The underlying pathogenic mechanism between vaccine-induced NMOSD and cytotoxic lesions of the corpus callosum (CLOCCs) is not yet fully understood. However, it is believed that an immune-mediated response triggered by the vaccine may play a role. The presence of autoantibodies, such as anti-MOG (myelin oligodendrocyte glycoprotein) antibodies, has been detected in some cases of NMOSD and CLOCCs following COVID-19 vaccination.
These autoantibodies may target specific components of the myelin sheath in the central nervous system, leading to demyelination and the characteristic neurological symptoms associated with NMOSD.
It is important to note that the occurrence of NMOSD or CLOCCs following SARS-CoV-2 infection or COVID-19 vaccination appears to be rare. The vast majority of individuals who receive the vaccine or contract the virus do not develop these neuroinflammatory conditions. The benefits of COVID-19 vaccination in preventing severe illness, hospitalization, and death from COVID-19 far outweigh the potential risks of these rare neurological complications.
Further research is needed to better understand the association between SARS-CoV-2 infection, COVID-19 vaccination, and the development or relapse of NMOSD and CLOCCs. Long-term surveillance and monitoring of vaccinated individuals, as well as continued investigation into the immunological and molecular mechanisms involved, will provide valuable insights into the relationship between COVID-19 and neuroinflammatory disorders.
If you or someone you know experiences neurological symptoms after receiving a COVID-19 vaccine or contracting SARS-CoV-2, it is important to seek medical attention promptly. Healthcare professionals can evaluate the symptoms, conduct appropriate diagnostic tests, and provide the necessary treatment and support.
Neuromyelitis optica spectrum disorder (NMOSD) is a rare autoimmune condition that affects the central nervous system, mainly the optic nerves and the spinal cord. NMOSD causes inflammation and damage to the protective covering of nerve fibers, called myelin, resulting in vision loss, muscle weakness, paralysis, pain, and bladder and bowel problems.
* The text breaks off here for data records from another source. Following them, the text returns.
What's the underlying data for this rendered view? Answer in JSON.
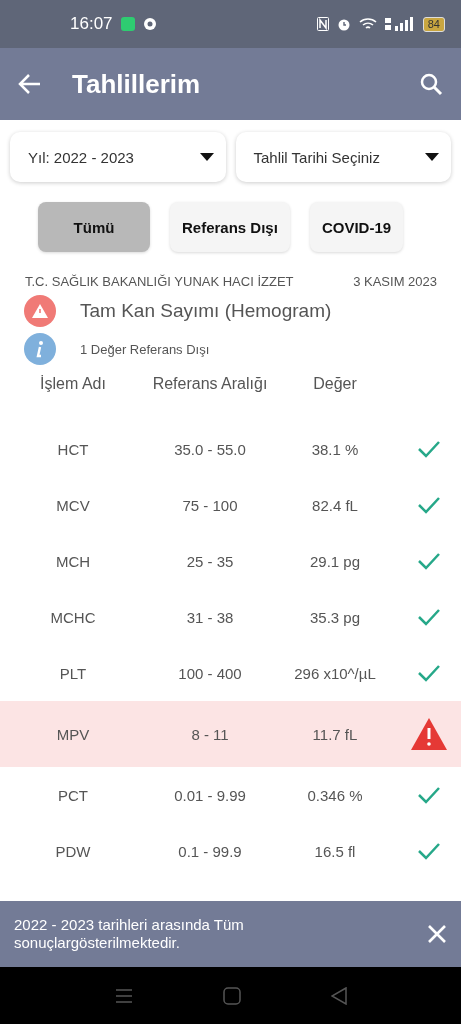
{
  "status_bar": {
    "time": "16:07",
    "battery": "84"
  },
  "app_bar": {
    "title": "Tahlillerim"
  },
  "filters": [
    {
      "label": "Yıl: 2022 - 2023"
    },
    {
      "label": "Tahlil Tarihi Seçiniz"
    }
  ],
  "chips": [
    {
      "label": "Tümü",
      "selected": true
    },
    {
      "label": "Referans Dışı",
      "selected": false
    },
    {
      "label": "COVID-19",
      "selected": false
    }
  ],
  "report": {
    "hospital": "T.C. SAĞLIK BAKANLIĞI YUNAK HACI İZZET",
    "date": "3 KASIM 2023",
    "test_name": "Tam Kan Sayımı (Hemogram)",
    "summary": "1 Değer Referans Dışı"
  },
  "table": {
    "columns": [
      "İşlem Adı",
      "Referans Aralığı",
      "Değer"
    ],
    "rows": [
      {
        "name": "HCT",
        "range": "35.0 - 55.0",
        "value": "38.1 %",
        "kind": "ok"
      },
      {
        "name": "MCV",
        "range": "75 - 100",
        "value": "82.4 fL",
        "kind": "ok"
      },
      {
        "name": "MCH",
        "range": "25 - 35",
        "value": "29.1 pg",
        "kind": "ok"
      },
      {
        "name": "MCHC",
        "range": "31 - 38",
        "value": "35.3 pg",
        "kind": "ok"
      },
      {
        "name": "PLT",
        "range": "100 - 400",
        "value": "296 x10^/µL",
        "kind": "ok"
      },
      {
        "name": "MPV",
        "range": "8 - 11",
        "value": "11.7 fL",
        "kind": "out"
      },
      {
        "name": "PCT",
        "range": "0.01 - 9.99",
        "value": "0.346 %",
        "kind": "ok"
      },
      {
        "name": "PDW",
        "range": "0.1 - 99.9",
        "value": "16.5 fl",
        "kind": "ok"
      }
    ]
  },
  "snackbar": {
    "message": "2022 - 2023 tarihleri arasında Tüm sonuçlargösterilmektedir."
  }
}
NMOSD can occur in people of any age, gender, or ethnicity, but it is more common in women and people of Asian or African descent. NMOSD is often misdiagnosed as multiple sclerosis (MS), because they share some similar symptoms and signs. However, NMOSD and MS have different causes, treatments, and outcomes.
Therefore, it is important to distinguish between them using specific blood tests and imaging techniques. NMOSD is caused by the presence of antibodies that target a protein called aquaporin-4 (AQP4), which is found on the surface of astrocytes, a type of brain cell that supports nerve cells.
These antibodies trigger an immune attack on the astrocytes and the surrounding myelin, leading to inflammation and damage. The exact reason why some people develop these antibodies is unknown, but genetic and environmental factors may play a role. NMOSD has no cure, but treatments are available to reduce the frequency and severity of attacks, prevent complications, and improve quality of life.
These treatments include immunosuppressive drugs that suppress the immune system and prevent further damage, plasma exchange that removes harmful antibodies from the blood, and symptomatic therapies that address specific problems such as pain, spasticity, or bladder dysfunction.
NMOSD is a serious and potentially life-threatening condition that requires prompt diagnosis and treatment. People with NMOSD should be monitored regularly by a neurologist who specializes in this disorder and follow a comprehensive care plan that includes medication adherence, rehabilitation, and supportive care.